The circular economy refers to a sustainable mode of production and consumption that seeks to reduce wastage of resources and the production of waste. This simple definition of the circular economy stands in contrast to the linear economy, which is the current economic system, based on a throwaway mentality. To fully embrace this model, which reconciles economic and ecological challenges, it is essential to understand all its components. Here are the major pillars that make up the circular economy, also known as the 7 pillars of circular economy.
1. Sustainable supply
Firstly, the circular economy applies to the source, from the extraction and exploitation of resources. Sustainable supply aims for efficient and responsible resource use, limiting waste and environmental impacts.
This is particularly crucial for agricultural, forestry, and mining operations, which have a detrimental impact on the planet (reduction in biodiversity, pollution, soil degradation, etc.) and the health and wellbeing of humans (violence, territorial conflicts, etc.). For example, companies should restore sites after exploitation, manage renewable resources by taking into account their renewal capacity, etc.
2. Eco-design
The circular economy then involves considering environmental impacts at each stage of the life cycle of products, services, or even processes, starting from the early stages of design.
This concept of eco-design is expressed through several criteria:
- Durability;
- Repairability;
- Energy efficiency;
- Recycled materials content;
- Rejecting planned obsolescence;
- Consumer information;
- Etc.
The idea is to strike a balance between environmental and social considerations while preserving economic and technical aspects.
3. Industrial and territorial ecology
The circular economy advocates resource optimisation in territories. That’s why this third lever focuses on industrial and territorial ecology, also known as “industrial symbiosis”. This involves exchanging flows and/or pooling needs with other neighbouring economic players. Although natural resources (energy, water, raw materials, etc.) naturally come to mind, this also includes waste management, equipment, and even know-how. This approach is inspired by natural ecosystems, whose functioning tends to preserve the integrity, behaviour, and structure of a larger system.
Kalundborg, a Danish port city, is one of the best examples of industrial ecology. Here, large industrial groups (refineries, biochemistry, plaster, etc.) have successfully optimised available resources to turn one’s waste into resources for others. For instance, the steam produced by the power station benefits the oil refinery, which in turn sends its wastewater to be used for cooling. Once tepid, such waters serve a fish farm. All flows are interconnected for perfect industrial symbiosis.
4. The functionality economy
This pillar of the circular economy focuses on prioritising use over ownership. More specifically, the functionality economy, also known as the economy of use, involves selling (or buying) services rather than products with the aim of extending the lifespan of equipment.
The perfect example of a company embodying this lever of the circular economy is Michelin. For several years now, the global leader in tyres has been offering a tyre rental and maintenance service, with a rate per kilometre travelled. It is a win-win approach: Customers save money while the manufacturer doubles the lifespan of its tyres.
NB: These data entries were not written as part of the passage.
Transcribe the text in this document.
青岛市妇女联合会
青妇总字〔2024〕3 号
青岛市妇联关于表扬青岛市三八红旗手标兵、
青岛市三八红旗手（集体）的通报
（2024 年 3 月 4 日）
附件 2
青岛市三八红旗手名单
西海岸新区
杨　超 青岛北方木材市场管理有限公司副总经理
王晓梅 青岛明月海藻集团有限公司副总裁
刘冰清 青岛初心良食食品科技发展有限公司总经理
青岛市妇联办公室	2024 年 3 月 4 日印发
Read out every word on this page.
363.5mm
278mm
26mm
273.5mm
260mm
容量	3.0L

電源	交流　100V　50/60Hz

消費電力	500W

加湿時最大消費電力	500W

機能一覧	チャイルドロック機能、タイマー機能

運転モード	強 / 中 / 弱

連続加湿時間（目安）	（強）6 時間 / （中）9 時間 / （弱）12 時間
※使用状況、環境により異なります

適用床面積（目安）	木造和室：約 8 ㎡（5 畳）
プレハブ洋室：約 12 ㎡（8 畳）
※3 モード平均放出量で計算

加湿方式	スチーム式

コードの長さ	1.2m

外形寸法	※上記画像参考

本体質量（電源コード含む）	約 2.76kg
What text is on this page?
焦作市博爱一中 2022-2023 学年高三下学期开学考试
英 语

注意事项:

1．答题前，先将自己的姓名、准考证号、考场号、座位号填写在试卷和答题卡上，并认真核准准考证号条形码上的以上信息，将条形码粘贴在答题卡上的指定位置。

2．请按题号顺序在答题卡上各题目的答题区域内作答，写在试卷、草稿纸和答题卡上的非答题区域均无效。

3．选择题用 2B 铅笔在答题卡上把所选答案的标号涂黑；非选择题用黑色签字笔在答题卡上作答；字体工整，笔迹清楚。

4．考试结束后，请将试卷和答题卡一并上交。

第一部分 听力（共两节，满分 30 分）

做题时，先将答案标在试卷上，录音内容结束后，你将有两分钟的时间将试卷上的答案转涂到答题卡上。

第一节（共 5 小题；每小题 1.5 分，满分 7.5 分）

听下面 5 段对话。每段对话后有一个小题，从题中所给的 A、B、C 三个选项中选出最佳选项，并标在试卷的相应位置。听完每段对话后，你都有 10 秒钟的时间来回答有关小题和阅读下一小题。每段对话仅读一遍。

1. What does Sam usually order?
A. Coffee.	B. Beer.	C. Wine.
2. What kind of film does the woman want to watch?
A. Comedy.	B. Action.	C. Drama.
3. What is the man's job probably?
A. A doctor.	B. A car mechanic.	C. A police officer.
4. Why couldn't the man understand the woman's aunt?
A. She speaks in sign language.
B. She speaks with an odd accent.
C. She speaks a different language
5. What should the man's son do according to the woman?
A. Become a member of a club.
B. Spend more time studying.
5. Responsible consumption
The circular economy also implies a different way of consuming. The buyer or consumer must also take into consideration the environmental and social impacts of the products and/or services they wish to acquire at each stage of their life cycle.
In practice, they should favour:
- Products made from recycled materials;
- Second-hand items;
- Repairable or refillable products;
- Concentrated formulas;
- Materials sourced from sustainably managed forests;
- Etc.
The possibilities are incredibly vast. As you may have understood, the key to this pillar of the circular economy lies in the communication of information and the sharing of proven evidence of sustainable development efforts (ecolabels, labels, regulatory labelling, third-party testing, etc.).
6. Extending the duration of use
The circular economy also requires the consumer to extend the lifespan of the products they buy as much as possible. There are several options: Reuse, repair, and repurposing.
Reuse
The idea is to reuse substances, materials, or products (which have not yet become waste) for the same purpose they were originally designed for. These are second-hand items or refurbished products.
Repair
This simply aims to restore a broken or faulty item to working order for its intended original purpose and use.
Repurposing
The principle is to use substances, materials, or products again, which have, in the meantime, become waste.
7. Recycling
One of the key principles of the circular economy is to effectively manage waste. Companies must focus on waste prevention and reuse, followed by recycling. According to the European Union, recycling refers to "any recovery operation by which waste materials are reprocessed into products, materials or substances whether for their original purpose or for other purposes. It includes the reprocessing of organic materials but does not include energy recovery and reprocessing into materials that are to be used as fuels or for backfilling operations.”
One of the major challenges of recycling lies in efficient waste sorting. Only then will it be possible to massify the different types of waste and thus, create effective recycling sectors.
From sustainable sourcing to waste recycling, it is the responsibly of companies to start integrating the seven pillars of circular economy into the core of their business models and prepare for the ecological transition.
By transitioning from linear to circular economies, the end goal is to better reconcile ecological considerations with economic well-being, ensuring a more sustainable future for all.